The AIDS challenge is everybody’s issue, says Dr Williams
THE Archbishop of Canterbury has spoken about the death of a friend from HIV/AIDS, and his encounters with the infection “in many forms”, in his message for World Aids Day.
Dr Williams called on Christian people to respond “clearly and bravely” to the challenge posed by the virus. His message appears on his website as a video, in which he speaks of how he has seen the illness over the past 20 years.
“I’ve encountered it in the death of a friend; I’ve encountered it sitting by a lonely bedside in South Wales, waiting for someone to die. I think also, though, of a day spent with carers and counsellors and people living with HIV in London, where the courage, and even the joy of the group was very much in evidence.”
The Church was engaged “bravely and imaginatively” in responding. He praised the work of the Mothers’ Union, Christian Aid, and Tearfund, particularly in Africa. The Church’s “universal reach in African society” gave it a capacity that few others could emulate. But the Church had nothing to be complacent about. “We have to acknowledge that there are aspects of our language and our practice that have certainly not made the struggle against HIV and AIDs any easier.”

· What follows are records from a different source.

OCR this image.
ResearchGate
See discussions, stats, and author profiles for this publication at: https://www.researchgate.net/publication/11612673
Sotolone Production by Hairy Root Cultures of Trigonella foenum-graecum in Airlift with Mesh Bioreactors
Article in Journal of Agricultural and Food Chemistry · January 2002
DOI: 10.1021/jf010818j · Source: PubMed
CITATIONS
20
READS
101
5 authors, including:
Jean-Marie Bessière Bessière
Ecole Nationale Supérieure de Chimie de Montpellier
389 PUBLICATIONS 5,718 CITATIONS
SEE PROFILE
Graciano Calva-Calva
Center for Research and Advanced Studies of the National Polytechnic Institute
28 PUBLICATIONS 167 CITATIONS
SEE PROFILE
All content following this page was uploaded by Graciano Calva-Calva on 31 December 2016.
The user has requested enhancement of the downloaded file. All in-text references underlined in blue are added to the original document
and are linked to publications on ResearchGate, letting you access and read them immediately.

He urged: “The suffering and privation by extension of any part of the human family is everybody’s issue. It is in recognising that that we find our deepest, most lasting motivation for responding creatively and lovingly to this challenge.”
The Terrence Higgins Trust, the UK’s largest HIV/AIDS charity, welcomed Dr Williams’s statement. Lisa Power, its Head of Policy, said: “It’s vital that Churches join in the fight against HIV, both against the stigma that attaches to people with the virus, and to help prevent its onward transmission. . . The Archbishop’s intervention is a rational and loving contribution to this learning.”
The number of HIV infections in the UK last year was 7800, up from 7450 in 2005 — a rise that goes against the global trend. Ben Duncan, an information officer for the European Centre for Disease Control, said that the virus was now “a major public-health problem in Europe”, where 2.4 million people have HIV.
There were 26,220 new cases of HIV in 2006 in the EU, and about 90,000 new cases across the 53 countries that make up the World Health Organisation’s European region, he said.